JUSTICE Jean-Noël Guérini a été relaxé lundi matin après des soupçons de détournement de fonds publics, mais reste mis en examen dans une affaire de marchés publics présumés frauduleux...

A.R.
— 
Le sénateur ex-PS Jean-Noël Guérini au tribunal correctionnel de Marseille, le 13 octobre 2014.
Le sénateur ex-PS Jean-Noël Guérini au tribunal correctionnel de Marseille, le 13 octobre 2014. — Anne-Christine Poujoulat AFP

Le premier procès du président du Conseil général des Bouches-du-Rhône, Jean-Noël Guérini s’est soldé lundi matin par une relaxe. Dans cette affaire de licenciement présumé abusif d'un de ses ex-collaborateurs, le tribunal correctionnel de Marseille a considéré que les «faits de détournement de fonds publics» n'étaient «pas caractérisés». Son ex-collaborateur, Jean-David Ciot, poursuivi pour recel, a également été relaxé.

Réélu sénateur en septembre, Jean-Noël Guérini, l’ex-homme fort du PS dans les Bouches-du-Rhône, est mis en examen depuis 2011 et 2013 dans deux volets concernant une affaire de marchés publics présumés frauduleux.

1. Comment débute l’affaire des marchés publics?

Elle démarre en février 2009 par une lettre anonyme envoyée au parquet de Marseille. Ce courrier détaille un présumé système de favoritisme au Conseil général des Bouches-du-Rhône. En avril, une information judiciaire contre X est ouverte. Auditions et perquisitions s’enchaînent alors. L'enquête, toujours en cours, porte sur des soupçons de trafic d’influence, de prises illégales d’intérêts et de détournements de fonds publics.

2. Pourquoi une mise en examen?

Le président du Conseil général, Jean-Noël Guérini, est soupçonné de favoritisme au bénéfice de son frère, Alexandre. Ce chef d’entreprise, aurait été privilégié lors de l’attribution de marchés publics pour le ramassage et le traitement de déchets dans le département. 

Ce dernier est mis en examen en décembre 2010 pour abus de biens sociaux, détournement de fonds et de biens publics, recel, corruption active, trafic d'influence et détention de munitions. Il est écroué à Luynes le 1er décembre 2010. Il en sort le 18 mai 2011 après le versement d'une caution de 300.000 euros.

En septembre 2011, Jean-Noël Guérini est à son tour mis en examen pour prise illégale d'intérêt, trafic d'influence, association de malfaiteurs et complicité d'obstacle à la manifestation de la vérité. La justice lui reproche d’avoir remplacé les disques durs des ordinateurs du Conseil général juste avant une perquisition.

D’après des écoutes téléphoniques menées par la section de recherche de Marseille et révélées par Le Parisien en février 2011, le président du Conseil général aurait aussi averti son frère de l’ouverture d’une information judiciaire.

3. Quels autres faits lui sont reprochés?

En avril 2013, l’élu est placé en garde à vue chez les gendarmes. Victime de problème de tension, le président du Conseil général est hospitalisé. Il est convoqué en juin par le juge d’instruction Charles Duchaine, qui parle de dossier «à caractère mafieux». Le sénateur, dont l’immunité parlementaire a été levée, arrivera dans son bureau avec deux heures de retard, à cause «d’un rendez-vous chez le docteur pris de longue date».

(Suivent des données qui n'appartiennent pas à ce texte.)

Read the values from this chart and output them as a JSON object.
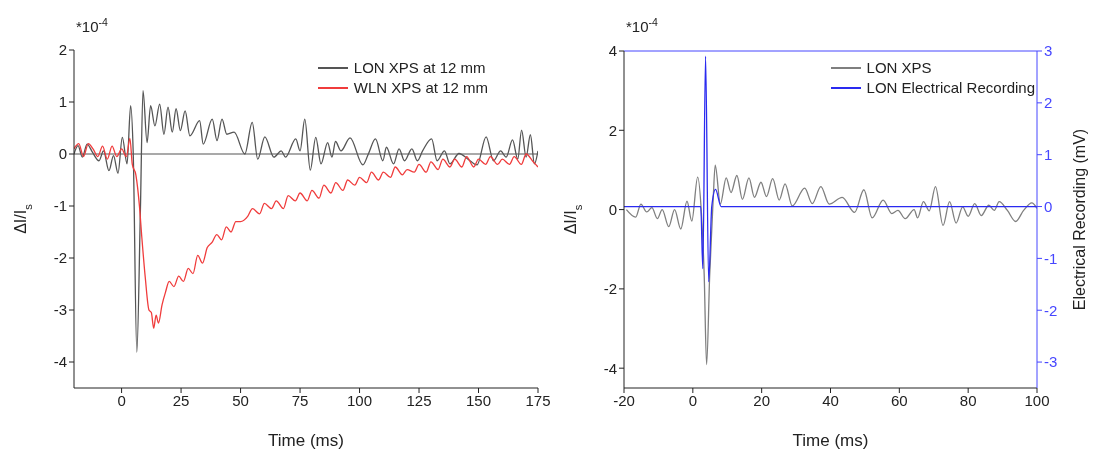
{
  "chart_data": [
    {
      "type": "line",
      "xlabel": "Time (ms)",
      "ylabel": "ΔI/I$_{s}$",
      "annotations": [
        "*10$^{-4}$"
      ],
      "xlim": [
        -20,
        175
      ],
      "xticks": [
        0,
        25,
        50,
        75,
        100,
        125,
        150,
        175
      ],
      "ylim": [
        -4.5,
        2
      ],
      "yticks": [
        -4,
        -3,
        -2,
        -1,
        0,
        1,
        2
      ],
      "legend": "top right",
      "ref_lines": [
        {
          "axis": "y",
          "value": 0,
          "color": "#555555"
        }
      ],
      "series": [
        {
          "name": "LON XPS at 12 mm",
          "color": "#555555",
          "x": [
            -20,
            -18.3,
            -16.5,
            -14.5,
            -12.2,
            -9.5,
            -7.6,
            -5.3,
            -3.4,
            -1.5,
            0.3,
            2.3,
            3.8,
            4.9,
            6.4,
            7.9,
            9,
            10.7,
            12.2,
            14,
            16,
            17.8,
            19.5,
            21.3,
            22.9,
            24.7,
            26.7,
            28.7,
            32.8,
            34.3,
            38.1,
            40.1,
            42.2,
            44.2,
            47.3,
            51.8,
            54.9,
            57.2,
            60.2,
            64,
            67.1,
            68.9,
            73.2,
            75,
            77,
            79.3,
            81.6,
            83.8,
            86.6,
            88.4,
            89.9,
            92.2,
            96,
            101.4,
            103.7,
            106.7,
            109.8,
            111.3,
            114.3,
            116.6,
            118.9,
            122,
            124.3,
            126.5,
            130.3,
            132.6,
            135.7,
            138,
            141.8,
            145.6,
            149.4,
            153.2,
            156.3,
            159.3,
            161.6,
            164.3,
            166.5,
            168.1,
            170,
            171.8,
            173.5,
            175
          ],
          "values": [
            0,
            0.16,
            -0.06,
            0.19,
            0.03,
            -0.13,
            0.06,
            -0.32,
            -0.03,
            -0.37,
            0.32,
            -0.19,
            0.93,
            0,
            -3.81,
            -1.09,
            1.22,
            0.22,
            0.93,
            0.54,
            0.96,
            0.38,
            0.9,
            0.42,
            0.87,
            0.45,
            0.83,
            0.35,
            0.64,
            0.19,
            0.67,
            0.26,
            0.67,
            0.38,
            0.42,
            0,
            0.61,
            -0.1,
            0.33,
            -0.06,
            0.06,
            -0.06,
            0.29,
            0.06,
            0.67,
            -0.31,
            0.32,
            -0.19,
            0.22,
            -0.06,
            0.24,
            0.06,
            0.31,
            -0.21,
            0,
            0.29,
            -0.13,
            0.13,
            -0.19,
            0.1,
            -0.13,
            0.1,
            -0.13,
            0.06,
            0.29,
            -0.13,
            0.06,
            -0.19,
            0.01,
            -0.1,
            -0.21,
            0.33,
            -0.13,
            0.06,
            -0.06,
            0.27,
            -0.1,
            0.46,
            -0.06,
            0.37,
            -0.19,
            0.06
          ]
        },
        {
          "name": "WLN XPS at 12 mm",
          "color": "#f03c3c",
          "x": [
            -20,
            -18,
            -16,
            -14,
            -12,
            -10,
            -8,
            -6,
            -4,
            -2,
            0,
            2,
            3.5,
            4.5,
            6,
            7.5,
            8.5,
            10,
            11.5,
            12.5,
            13.5,
            14.5,
            15.5,
            17,
            18.5,
            20,
            22,
            24,
            26,
            28,
            30,
            32,
            34,
            36,
            38,
            40,
            42,
            44,
            46,
            48,
            50,
            53,
            55,
            58,
            60,
            63,
            65,
            68,
            70,
            73,
            75,
            78,
            80,
            83,
            85,
            88,
            90,
            93,
            95,
            98,
            100,
            103,
            105,
            108,
            110,
            113,
            115,
            118,
            120,
            123,
            125,
            128,
            130,
            133,
            135,
            138,
            140,
            143,
            145,
            148,
            150,
            153,
            155,
            158,
            160,
            163,
            165,
            168,
            170,
            173,
            175
          ],
          "values": [
            0.1,
            0.2,
            -0.05,
            0.2,
            0.1,
            -0.05,
            0.15,
            -0.1,
            0.15,
            -0.05,
            0.1,
            -0.05,
            0.3,
            -0.2,
            -0.4,
            -1,
            -1.6,
            -2.4,
            -3,
            -3.05,
            -3.35,
            -3.1,
            -3.25,
            -2.9,
            -2.65,
            -2.45,
            -2.55,
            -2.35,
            -2.45,
            -2.2,
            -2.3,
            -1.95,
            -2.1,
            -1.8,
            -1.7,
            -1.55,
            -1.65,
            -1.4,
            -1.5,
            -1.3,
            -1.3,
            -1.2,
            -1.05,
            -1.15,
            -0.95,
            -1.05,
            -0.9,
            -1.05,
            -0.8,
            -0.9,
            -0.75,
            -0.9,
            -0.7,
            -0.85,
            -0.6,
            -0.75,
            -0.55,
            -0.7,
            -0.5,
            -0.6,
            -0.45,
            -0.55,
            -0.35,
            -0.5,
            -0.35,
            -0.45,
            -0.25,
            -0.4,
            -0.3,
            -0.35,
            -0.2,
            -0.35,
            -0.15,
            -0.3,
            -0.1,
            -0.25,
            -0.1,
            -0.25,
            -0.05,
            -0.25,
            -0.1,
            -0.2,
            -0.05,
            -0.2,
            -0.1,
            -0.2,
            -0.05,
            -0.2,
            0,
            -0.15,
            -0.25
          ]
        }
      ]
    },
    {
      "type": "line",
      "xlabel": "Time (ms)",
      "ylabel": "ΔI/I$_{s}$",
      "y2label": "Electrical Recording (mV)",
      "annotations": [
        "*10$^{-4}$"
      ],
      "xlim": [
        -20,
        100
      ],
      "xticks": [
        -20,
        0,
        20,
        40,
        60,
        80,
        100
      ],
      "ylim": [
        -4.5,
        4
      ],
      "yticks": [
        -4,
        -2,
        0,
        2,
        4
      ],
      "y2lim": [
        -3.5,
        3
      ],
      "y2ticks": [
        -3,
        -2,
        -1,
        0,
        1,
        2,
        3
      ],
      "legend": "top right",
      "series": [
        {
          "name": "LON XPS",
          "color": "#7f7f7f",
          "x": [
            -19.3,
            -16.6,
            -15.1,
            -13.4,
            -11.9,
            -10.3,
            -8.9,
            -7,
            -5.3,
            -3.5,
            -1.7,
            -0.3,
            1.4,
            2.5,
            3.3,
            4,
            4.9,
            5.9,
            6.5,
            8,
            9.7,
            11.1,
            12.8,
            14.4,
            16.3,
            17.9,
            19.8,
            21.4,
            23.2,
            25.1,
            26.8,
            28.9,
            32.5,
            34.7,
            37.2,
            39.6,
            43.4,
            47,
            49.7,
            52.1,
            55.3,
            57.8,
            59.6,
            61.7,
            64.3,
            65.3,
            67,
            68.7,
            70.5,
            72.7,
            74.6,
            76.5,
            78.4,
            80,
            81.9,
            83.8,
            86,
            87.6,
            89,
            91.4,
            93.8,
            96.1,
            98.5,
            100
          ],
          "values": [
            0,
            -0.19,
            0.14,
            -0.06,
            0.05,
            -0.23,
            0,
            -0.43,
            0,
            -0.49,
            0.21,
            -0.29,
            0.82,
            -0.1,
            -1.65,
            -3.91,
            -1.65,
            0.24,
            1.12,
            0.14,
            0.8,
            0.43,
            0.86,
            0.26,
            0.8,
            0.31,
            0.69,
            0.33,
            0.78,
            0.24,
            0.65,
            0.09,
            0.54,
            0.15,
            0.58,
            0.14,
            0.31,
            -0.07,
            0.5,
            -0.21,
            0.24,
            -0.1,
            -0.02,
            -0.23,
            0,
            -0.21,
            0.2,
            -0.03,
            0.58,
            -0.4,
            0.2,
            -0.34,
            0.07,
            -0.17,
            0.15,
            -0.15,
            0.11,
            -0.02,
            0.2,
            -0.02,
            -0.3,
            -0.02,
            0.17,
            0.03
          ]
        },
        {
          "name": "LON Electrical Recording",
          "color": "#2a2af0",
          "axis": "y2",
          "x": [
            -20,
            2.3,
            2.9,
            3.7,
            4.6,
            5.5,
            6.6,
            8.2,
            100
          ],
          "values": [
            0,
            0,
            -1.2,
            2.9,
            -1.45,
            0,
            0.33,
            0,
            0
          ]
        }
      ]
    }
  ]
}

Il est mis en examen une troisième fois dans un volet de l’affaire des marchés publics. Cette fois pour trafic d'influence, atteinte à la liberté d'accès ou à l'égalité des candidats dans les marchés publics et participation à une association de malfaiteurs en vue de la commission des délits de trafic d'influence, de corruption et de détournements de fonds publics.

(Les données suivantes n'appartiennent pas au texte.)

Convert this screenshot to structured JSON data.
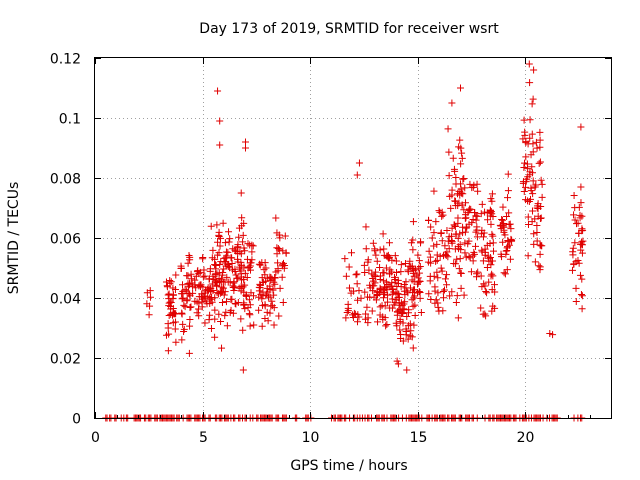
{
  "chart_data": {
    "type": "scatter",
    "title": "Day 173 of 2019, SRMTID for receiver wsrt",
    "xlabel": "GPS time / hours",
    "ylabel": "SRMTID / TECUs",
    "xlim": [
      0,
      24
    ],
    "ylim": [
      0,
      0.12
    ],
    "xticks": [
      0,
      5,
      10,
      15,
      20
    ],
    "xtick_labels": [
      "0",
      "5",
      "10",
      "15",
      "20"
    ],
    "yticks": [
      0,
      0.02,
      0.04,
      0.06,
      0.08,
      0.1,
      0.12
    ],
    "ytick_labels": [
      "0",
      "0.02",
      "0.04",
      "0.06",
      "0.08",
      "0.1",
      "0.12"
    ],
    "grid": true,
    "marker": "+",
    "color": "#e00000",
    "series": [
      {
        "name": "SRMTID",
        "clusters": [
          {
            "x_range": [
              2.4,
              2.6
            ],
            "y_range": [
              0.033,
              0.045
            ],
            "count": 6
          },
          {
            "x_range": [
              3.3,
              3.8
            ],
            "y_range": [
              0.017,
              0.055
            ],
            "count": 40
          },
          {
            "x_range": [
              4.0,
              4.6
            ],
            "y_range": [
              0.02,
              0.065
            ],
            "count": 45
          },
          {
            "x_range": [
              4.6,
              5.4
            ],
            "y_range": [
              0.025,
              0.06
            ],
            "count": 55
          },
          {
            "x_range": [
              5.4,
              6.0
            ],
            "y_range": [
              0.019,
              0.075
            ],
            "count": 60
          },
          {
            "x_range": [
              6.0,
              6.8
            ],
            "y_range": [
              0.025,
              0.07
            ],
            "count": 70
          },
          {
            "x_range": [
              6.8,
              7.4
            ],
            "y_range": [
              0.016,
              0.08
            ],
            "count": 50
          },
          {
            "x_range": [
              7.6,
              8.4
            ],
            "y_range": [
              0.025,
              0.06
            ],
            "count": 55
          },
          {
            "x_range": [
              8.4,
              8.9
            ],
            "y_range": [
              0.026,
              0.072
            ],
            "count": 25
          },
          {
            "x_range": [
              11.6,
              12.4
            ],
            "y_range": [
              0.02,
              0.06
            ],
            "count": 25
          },
          {
            "x_range": [
              12.5,
              13.2
            ],
            "y_range": [
              0.026,
              0.07
            ],
            "count": 40
          },
          {
            "x_range": [
              13.2,
              14.0
            ],
            "y_range": [
              0.022,
              0.065
            ],
            "count": 65
          },
          {
            "x_range": [
              14.0,
              14.6
            ],
            "y_range": [
              0.016,
              0.06
            ],
            "count": 60
          },
          {
            "x_range": [
              14.6,
              15.2
            ],
            "y_range": [
              0.02,
              0.07
            ],
            "count": 50
          },
          {
            "x_range": [
              15.5,
              16.4
            ],
            "y_range": [
              0.025,
              0.08
            ],
            "count": 55
          },
          {
            "x_range": [
              16.4,
              17.2
            ],
            "y_range": [
              0.025,
              0.11
            ],
            "count": 75
          },
          {
            "x_range": [
              17.2,
              17.8
            ],
            "y_range": [
              0.035,
              0.09
            ],
            "count": 45
          },
          {
            "x_range": [
              17.9,
              18.6
            ],
            "y_range": [
              0.02,
              0.085
            ],
            "count": 60
          },
          {
            "x_range": [
              18.8,
              19.4
            ],
            "y_range": [
              0.035,
              0.085
            ],
            "count": 40
          },
          {
            "x_range": [
              19.9,
              20.4
            ],
            "y_range": [
              0.045,
              0.119
            ],
            "count": 45
          },
          {
            "x_range": [
              20.4,
              20.8
            ],
            "y_range": [
              0.026,
              0.116
            ],
            "count": 35
          },
          {
            "x_range": [
              21.1,
              21.3
            ],
            "y_range": [
              0.025,
              0.03
            ],
            "count": 2
          },
          {
            "x_range": [
              22.2,
              22.7
            ],
            "y_range": [
              0.024,
              0.097
            ],
            "count": 40
          }
        ],
        "outliers": [
          {
            "x": 5.7,
            "y": 0.109
          },
          {
            "x": 5.8,
            "y": 0.099
          },
          {
            "x": 5.8,
            "y": 0.091
          },
          {
            "x": 7.0,
            "y": 0.092
          },
          {
            "x": 7.0,
            "y": 0.09
          },
          {
            "x": 12.2,
            "y": 0.081
          },
          {
            "x": 12.3,
            "y": 0.085
          },
          {
            "x": 17.0,
            "y": 0.11
          },
          {
            "x": 16.6,
            "y": 0.105
          },
          {
            "x": 20.2,
            "y": 0.118
          },
          {
            "x": 20.4,
            "y": 0.116
          },
          {
            "x": 22.6,
            "y": 0.097
          },
          {
            "x": 22.6,
            "y": 0.077
          },
          {
            "x": 6.9,
            "y": 0.016
          },
          {
            "x": 14.5,
            "y": 0.016
          }
        ],
        "zero_rug_x_range": [
          0.5,
          22.8
        ],
        "zero_rug_gaps": [
          [
            8.9,
            9.3
          ],
          [
            9.4,
            9.6
          ],
          [
            10.1,
            10.9
          ],
          [
            21.6,
            22.1
          ],
          [
            22.8,
            24
          ]
        ]
      }
    ]
  }
}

4. Quelles seront les conséquences politiques?

Les enquêtes judiciaires continuent. Côté politique, clamant son innocence, Jean-Noël Guérini, a toujours refusé de quitter son fauteuil au Conseil général qu’il préside depuis 1998. Démissionnaire du Parti socialiste et fort de son succès aux sénatoriales à l’issue desquelles il obtient trois sièges, il crée son propre parti politique La force du 13. Son but est de rester le patron du département.

Vingt-deux conseillers généraux socialistes ou divers gauche (FdG et PRG) ont très vite appelé à «une large alliance des élus de la majorité sortante» avec lui.

Mercredi, un vote était organisé pour désigner les candidats investis par le PS pour ces élections départementales, vote ratifié vendredi lors d’une convention fédérale. Sur les 29 cantons, la fédération socialiste présente 17 candidats, dont huit ont appelé au rassemblement autour de Jean-Noël Guérini.